Riwayat Jambi bisa dibilang sangat tragis, bila dibandingkan dengan Kesultanan-kesultanan lain di Nusantara. Kesultanan Deli, Siak dan Langkat misalnya, justru mencapai puncak kejayaan di masa-masa akhir kolonial setelah dibukanya perkebunan Tembakau dan Karet dengan perjanjian bahwa Kesultanan-Kesultanan itu berada di bawah Kerajaan Belanda, begitu pula dengan Kesultanan Yogyakarta, hubungan baik dengan Belanda yang terjalin setelah perang Jawa, telah membangun perekonomian Kesultanan. Tentu saja ada dampak positif dari hubungan baik Belanda dan Kesultanan di akhir-akhir masa Kolonial, para Sultan 'nyaman' duduk di tahtanya dengan bergelimpangan harta, istana-istana, pesanggrahan, sekolah-sekolah, sebuah kota bergaya Indisch dibangun di wilayah kekuasaannya. Dampak positifnya pun masih bisa dirasakan hingga sekarang, bangunan-bangunan ala indisch itu dijadikan cagar budaya dan tempat wisata yang secara aktif turut menyumbangkan PAD daerah. Sementara Jambi, namanya terus tenggelam, bahkan Makam-makam sultannya terus dihimpit oleh arus pembangunan modern.

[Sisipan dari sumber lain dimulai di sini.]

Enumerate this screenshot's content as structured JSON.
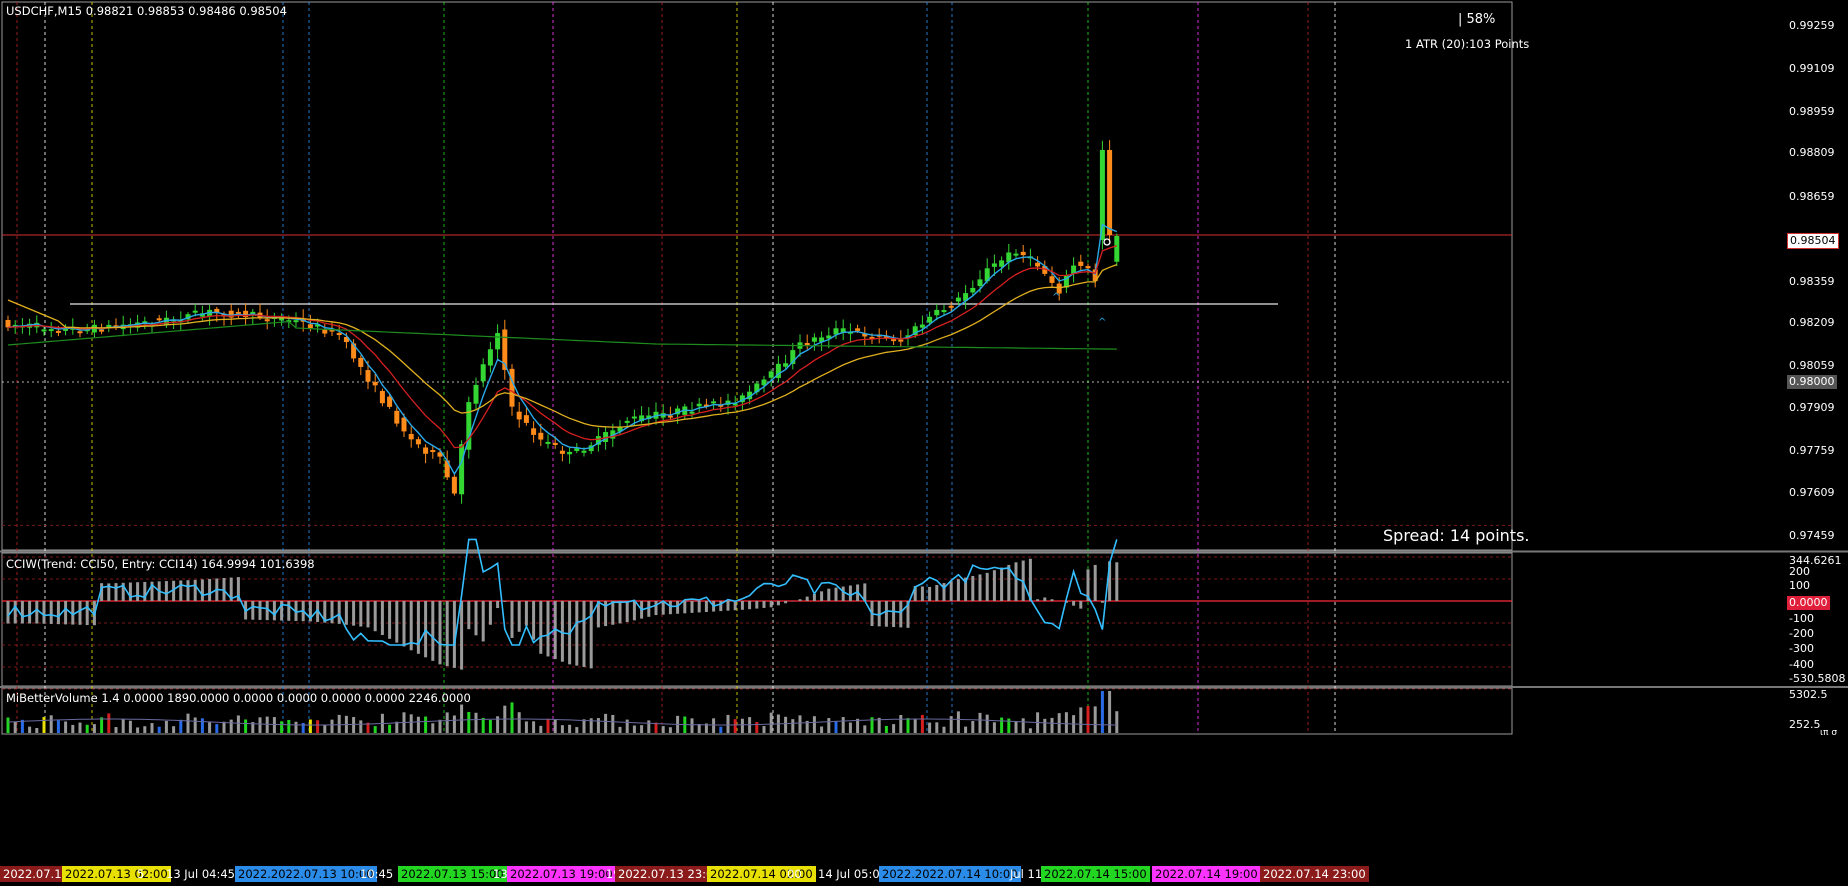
{
  "header": {
    "symbol_line": "USDCHF,M15  0.98821 0.98853 0.98486 0.98504",
    "percent": "|  58%",
    "atr": "1 ATR (20):103 Points",
    "spread": "Spread:  14 points."
  },
  "colors": {
    "bull": "#33d633",
    "bear": "#ff8c1a",
    "ma_fast": "#2aa8e8",
    "ma_mid": "#d62020",
    "ma_slow": "#e0b020",
    "ma_long": "#1e8c1e",
    "cci": "#33bfff",
    "zero_line": "#ff2a3a"
  },
  "price_axis": {
    "labels": [
      "0.99259",
      "0.99109",
      "0.98959",
      "0.98809",
      "0.98659",
      "0.98504",
      "0.98359",
      "0.98209",
      "0.98059",
      "0.98000",
      "0.97909",
      "0.97759",
      "0.97609",
      "0.97459"
    ],
    "current_price": "0.98504",
    "marked_level": "0.98000"
  },
  "cci_panel": {
    "label": "CCIW(Trend: CCI50, Entry: CCI14) 164.9994 101.6398",
    "axis": [
      "344.6261",
      "200",
      "100",
      "0.0000",
      "-100",
      "-200",
      "-300",
      "-400",
      "-530.5808"
    ]
  },
  "volume_panel": {
    "label": "MiBetterVolume 1.4 0.0000 1890.0000 0.0000 0.0000 0.0000 0.0000 2246.0000",
    "axis": [
      "5302.5",
      "252.5"
    ],
    "axis_cut": "ιπ σ"
  },
  "time_axis": [
    {
      "text": "2022.07.12 23:00",
      "bg": "#8b1a1a",
      "fg": "#ffffff"
    },
    {
      "text": "2022.07.13 02:00",
      "bg": "#e8e000",
      "fg": "#000000"
    },
    {
      "text": "5",
      "bg": "",
      "fg": "#ffffff"
    },
    {
      "text": "13 Jul 04:45",
      "bg": "",
      "fg": "#ffffff"
    },
    {
      "text": "2022.2022.07.13 10:00",
      "bg": "#2a8ce8",
      "fg": "#000000"
    },
    {
      "text": "10:45",
      "bg": "",
      "fg": "#ffffff"
    },
    {
      "text": "2022.07.13 15:00",
      "bg": "#22d622",
      "fg": "#000000"
    },
    {
      "text": "13",
      "bg": "",
      "fg": "#ffffff"
    },
    {
      "text": "2022.07.13 19:00",
      "bg": "#ff33ff",
      "fg": "#000000"
    },
    {
      "text": "19",
      "bg": "",
      "fg": "#ffffff"
    },
    {
      "text": "2022.07.13 23:00",
      "bg": "#8b1a1a",
      "fg": "#ffffff"
    },
    {
      "text": "2022.07.14 02:00",
      "bg": "#e8e000",
      "fg": "#000000"
    },
    {
      "text": "00",
      "bg": "",
      "fg": "#ffffff"
    },
    {
      "text": "14 Jul 05:00",
      "bg": "",
      "fg": "#ffffff"
    },
    {
      "text": "2022.2022.07.14 10:00",
      "bg": "#2a8ce8",
      "fg": "#000000"
    },
    {
      "text": "Jul 11:00",
      "bg": "",
      "fg": "#ffffff"
    },
    {
      "text": "2022.07.14 15:00",
      "bg": "#22d622",
      "fg": "#000000"
    },
    {
      "text": "2022.07.14 19:00",
      "bg": "#ff33ff",
      "fg": "#000000"
    },
    {
      "text": "2022.07.14 23:00",
      "bg": "#8b1a1a",
      "fg": "#ffffff"
    }
  ]
}
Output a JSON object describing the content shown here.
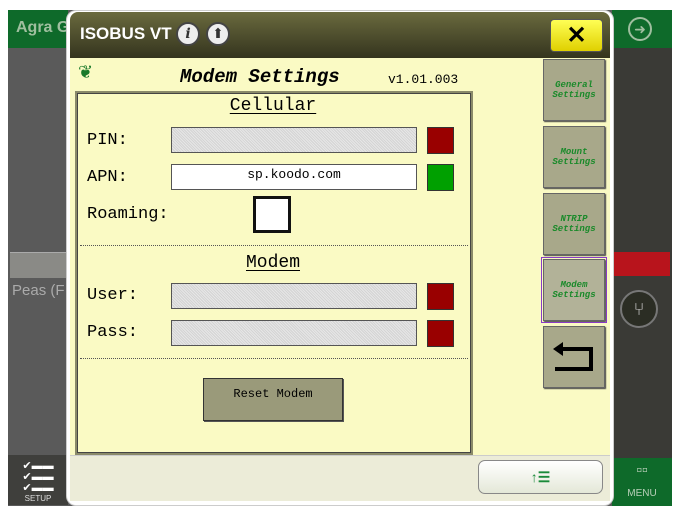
{
  "background": {
    "app_title": "Agra G",
    "crop_label": "Peas (F",
    "setup_label": "SETUP",
    "menu_label": "MENU"
  },
  "dialog": {
    "title": "ISOBUS VT",
    "close_symbol": "✕",
    "screen_title": "Modem Settings",
    "version": "v1.01.003",
    "cellular": {
      "heading": "Cellular",
      "pin_label": "PIN:",
      "pin_value": "",
      "pin_status_color": "#990000",
      "apn_label": "APN:",
      "apn_value": "sp.koodo.com",
      "apn_status_color": "#00a000",
      "roaming_label": "Roaming:",
      "roaming_checked": false
    },
    "modem": {
      "heading": "Modem",
      "user_label": "User:",
      "user_value": "",
      "user_status_color": "#990000",
      "pass_label": "Pass:",
      "pass_value": "",
      "pass_status_color": "#990000",
      "reset_label": "Reset Modem"
    },
    "side_nav": [
      {
        "label": "General Settings"
      },
      {
        "label": "Mount Settings"
      },
      {
        "label": "NTRIP Settings"
      },
      {
        "label": "Modem Settings",
        "active": true
      }
    ],
    "back_icon": "return-arrow-icon",
    "page_button_icon": "↑☰"
  }
}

![Gambar 3. Makam Sultan Abdul Qahhar yang tidak terawat dan berada di tengah-tengah permukiman, sumber: Via Dicky](https://assets.kompasiana.com/items/album/2017/10/22/fb-img-1504012342179-59ec3956c226f9325743d893.jpg?t=o&v=555)
Andaya, Barbara (2016). Hidup Bersaudara: Sumatra Tenggara pada abad ke 17-18 M. Yogyakarya, Penerbit Ombak
Usman Meng (1996). Ikhtisar Sejarah Sepucuk Jambi Sembilan lurah. Disparbud Jambi (tidak diterbitkan)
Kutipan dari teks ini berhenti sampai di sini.